Je suis resté pantois. Pourquoi me dire cela ? Il y a tellement d’objets de valeur dans l’appartement, un matériel informatique flambant neuf, des œuvres d’art hors de prix, des bijoux, etc.
Et la seule chose qu’il m’interdit de toucher n’est rien d’autre que de la nourriture. Je n’en revenais pas. Peut-être mon ami avait perdu toute hiérarchie dans l’échelle des valeurs. Après tout,
ça faisait longtemps qu’on s’était perdu de vue.
Mon imagination s’est emballée. Je ne pouvais pas m’empêché de penser à l’histoire d’Adam et Eve au paradis terrestre qui avait accès à tout sauf aux fruits de l’arbre de la Connaissance du bien
et du mal. Son interdiction avait-elle un sens ésotérique ? Est-ce que mon ami se prenait pour Dieu d’une certaine façon ?
Autre hypothèse : il aurait eu pendant quelques secondes une hallucination : au lieu de me voir moi -son ami Africain- en face de lui, il voyait en fait un
corbeau. Monsieur le corbeau qui tient dans son bec un fromage.
Je me suis posé des tas de questions une bonne partie de la nuit.
N’arrivant plus à dormir, j’ai quitté mon lit pour aller voir à quoi ressemblait ce fameux camembert. Je me suis rendu dans la cuisine, j’ai ouvert le frigo. J’ai directement senti une odeur très
désagréable, indescriptible tellement c'était nauséabond. C’était l’odeur insupportable du camembert en question. "Ce fromage au lait cru, objet de tant d’attention, ne serait-il pas
pourri ?" ai-je directement pensé.
Tout à coup j’entendis des pas derrière moi. Mon ami était là. Il venait de rentrer. J’étais surpris en flagrant délit, un camembert à la main. Je courrais un immense danger : j'avais
fait ce qu'il ne fallait pas faire. Et pourtant il m'avait prévenu.

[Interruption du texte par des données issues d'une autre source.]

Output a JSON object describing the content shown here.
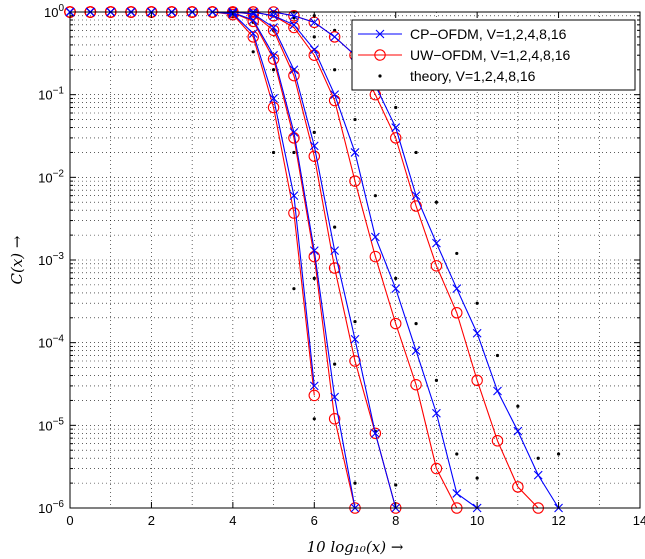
{
  "chart_data": {
    "type": "line",
    "xlabel": "10 log₁₀(x)  →",
    "ylabel": "C(x)  →",
    "xlim": [
      0,
      14
    ],
    "ylim": [
      1e-06,
      1
    ],
    "yscale": "log",
    "grid": "dotted, major and minor",
    "legend_position": "top-right",
    "x_ticks": [
      "0",
      "2",
      "4",
      "6",
      "8",
      "10",
      "12",
      "14"
    ],
    "y_ticks": [
      {
        "base": "10",
        "exp": "0"
      },
      {
        "base": "10",
        "exp": "−1"
      },
      {
        "base": "10",
        "exp": "−2"
      },
      {
        "base": "10",
        "exp": "−3"
      },
      {
        "base": "10",
        "exp": "−4"
      },
      {
        "base": "10",
        "exp": "−5"
      },
      {
        "base": "10",
        "exp": "−6"
      }
    ],
    "legend": [
      {
        "label": "CP−OFDM, V=1,2,4,8,16",
        "color": "#0000ff",
        "marker": "x"
      },
      {
        "label": "UW−OFDM, V=1,2,4,8,16",
        "color": "#ff0000",
        "marker": "o"
      },
      {
        "label": "theory, V=1,2,4,8,16",
        "color": "#000000",
        "marker": "dot"
      }
    ],
    "series": [
      {
        "group": "cp",
        "V": 1,
        "x": [
          0,
          0.5,
          1,
          1.5,
          2,
          2.5,
          3,
          3.5,
          4,
          4.5,
          5,
          5.5,
          6
        ],
        "y": [
          1,
          1,
          1,
          1,
          1,
          1,
          1,
          1,
          0.95,
          0.55,
          0.09,
          0.006,
          3e-05
        ]
      },
      {
        "group": "uw",
        "V": 1,
        "x": [
          0,
          0.5,
          1,
          1.5,
          2,
          2.5,
          3,
          3.5,
          4,
          4.5,
          5,
          5.5,
          6
        ],
        "y": [
          1,
          1,
          1,
          1,
          1,
          1,
          1,
          1,
          0.93,
          0.5,
          0.07,
          0.0037,
          2.3e-05
        ]
      },
      {
        "group": "cp",
        "V": 2,
        "x": [
          0,
          0.5,
          1,
          1.5,
          2,
          2.5,
          3,
          3.5,
          4,
          4.5,
          5,
          5.5,
          6,
          6.5,
          7
        ],
        "y": [
          1,
          1,
          1,
          1,
          1,
          1,
          1,
          1,
          0.98,
          0.8,
          0.3,
          0.035,
          0.0013,
          2.2e-05,
          1e-06
        ]
      },
      {
        "group": "uw",
        "V": 2,
        "x": [
          0,
          0.5,
          1,
          1.5,
          2,
          2.5,
          3,
          3.5,
          4,
          4.5,
          5,
          5.5,
          6,
          6.5,
          7
        ],
        "y": [
          1,
          1,
          1,
          1,
          1,
          1,
          1,
          1,
          0.98,
          0.77,
          0.27,
          0.03,
          0.0011,
          1.2e-05,
          1e-06
        ]
      },
      {
        "group": "cp",
        "V": 4,
        "x": [
          0,
          0.5,
          1,
          1.5,
          2,
          2.5,
          3,
          3.5,
          4,
          4.5,
          5,
          5.5,
          6,
          6.5,
          7,
          7.5,
          8
        ],
        "y": [
          1,
          1,
          1,
          1,
          1,
          1,
          1,
          1,
          1,
          0.95,
          0.65,
          0.2,
          0.024,
          0.0013,
          0.00011,
          8e-06,
          1e-06
        ]
      },
      {
        "group": "uw",
        "V": 4,
        "x": [
          0,
          0.5,
          1,
          1.5,
          2,
          2.5,
          3,
          3.5,
          4,
          4.5,
          5,
          5.5,
          6,
          6.5,
          7,
          7.5,
          8
        ],
        "y": [
          1,
          1,
          1,
          1,
          1,
          1,
          1,
          1,
          1,
          0.94,
          0.6,
          0.17,
          0.018,
          0.0008,
          6e-05,
          8e-06,
          1e-06
        ]
      },
      {
        "group": "cp",
        "V": 8,
        "x": [
          0,
          0.5,
          1,
          1.5,
          2,
          2.5,
          3,
          3.5,
          4,
          4.5,
          5,
          5.5,
          6,
          6.5,
          7,
          7.5,
          8,
          8.5,
          9,
          9.5,
          10
        ],
        "y": [
          1,
          1,
          1,
          1,
          1,
          1,
          1,
          1,
          1,
          1,
          0.9,
          0.7,
          0.35,
          0.1,
          0.02,
          0.0019,
          0.00045,
          8e-05,
          1.4e-05,
          1.5e-06,
          1e-06
        ]
      },
      {
        "group": "uw",
        "V": 8,
        "x": [
          0,
          0.5,
          1,
          1.5,
          2,
          2.5,
          3,
          3.5,
          4,
          4.5,
          5,
          5.5,
          6,
          6.5,
          7,
          7.5,
          8,
          8.5,
          9,
          9.5
        ],
        "y": [
          1,
          1,
          1,
          1,
          1,
          1,
          1,
          1,
          1,
          1,
          0.9,
          0.65,
          0.3,
          0.085,
          0.009,
          0.0011,
          0.00017,
          3.1e-05,
          3e-06,
          1e-06
        ]
      },
      {
        "group": "cp",
        "V": 16,
        "x": [
          0,
          0.5,
          1,
          1.5,
          2,
          2.5,
          3,
          3.5,
          4,
          4.5,
          5,
          5.5,
          6,
          6.5,
          7,
          7.5,
          8,
          8.5,
          9,
          9.5,
          10,
          10.5,
          11,
          11.5,
          12
        ],
        "y": [
          1,
          1,
          1,
          1,
          1,
          1,
          1,
          1,
          1,
          1,
          1,
          0.9,
          0.75,
          0.5,
          0.3,
          0.13,
          0.04,
          0.006,
          0.0016,
          0.00045,
          0.00013,
          2.6e-05,
          8.5e-06,
          2.5e-06,
          1e-06
        ]
      },
      {
        "group": "uw",
        "V": 16,
        "x": [
          0,
          0.5,
          1,
          1.5,
          2,
          2.5,
          3,
          3.5,
          4,
          4.5,
          5,
          5.5,
          6,
          6.5,
          7,
          7.5,
          8,
          8.5,
          9,
          9.5,
          10,
          10.5,
          11,
          11.5
        ],
        "y": [
          1,
          1,
          1,
          1,
          1,
          1,
          1,
          1,
          1,
          1,
          1,
          0.9,
          0.75,
          0.5,
          0.3,
          0.1,
          0.03,
          0.0045,
          0.00085,
          0.00023,
          3.5e-05,
          6.5e-06,
          1.8e-06,
          1e-06
        ]
      },
      {
        "group": "th",
        "V": 1,
        "x": [
          4.5,
          5,
          5.5,
          6
        ],
        "y": [
          0.33,
          0.02,
          0.00045,
          1.2e-05
        ]
      },
      {
        "group": "th",
        "V": 2,
        "x": [
          4.5,
          5,
          5.5,
          6,
          6.5,
          7
        ],
        "y": [
          0.75,
          0.2,
          0.02,
          0.0006,
          5.5e-05,
          2e-06
        ]
      },
      {
        "group": "th",
        "V": 4,
        "x": [
          4.5,
          5,
          5.5,
          6,
          6.5,
          7,
          7.5,
          8
        ],
        "y": [
          0.98,
          0.6,
          0.2,
          0.035,
          0.0025,
          0.00018,
          8.5e-06,
          1.9e-06
        ]
      },
      {
        "group": "th",
        "V": 8,
        "x": [
          5,
          5.5,
          6,
          6.5,
          7,
          7.5,
          8,
          8.5,
          9,
          9.5,
          10
        ],
        "y": [
          1,
          0.85,
          0.5,
          0.2,
          0.05,
          0.006,
          0.0006,
          0.00017,
          3.5e-05,
          4.5e-06,
          2.3e-06
        ]
      },
      {
        "group": "th",
        "V": 16,
        "x": [
          5.5,
          6,
          6.5,
          7,
          7.5,
          8,
          8.5,
          9,
          9.5,
          10,
          10.5,
          11,
          11.5,
          12
        ],
        "y": [
          1,
          0.9,
          0.6,
          0.35,
          0.15,
          0.07,
          0.02,
          0.005,
          0.0012,
          0.0003,
          7e-05,
          1.7e-05,
          4e-06,
          4.5e-06
        ]
      }
    ]
  }
}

J'ai regardé le grand couteau de boucher posé sur la table, à portée de sa main, et j'espérais qu'il n'allait pas s'en servir.
C’est alors qu’il m’a dit : « ne touche pas au camembert, il est périmé. Mais je ne peux pas le mettre à la poubelle, car il sentirait encore plus. Et aujourd’hui ce n’est pas le jour
où on descend les poubelles».
J’ai remis doucement le camembert à sa place dans le frigo.
Je suis retourné me coucher le coeur apaisé, rassuré sur l’état mental de mon ami : il ne se prenait pas pour Dieu dans le jardin d'Eden, ni pour le renard de la fable de La
Fontaine, j'en suis à présent intimement convaincu.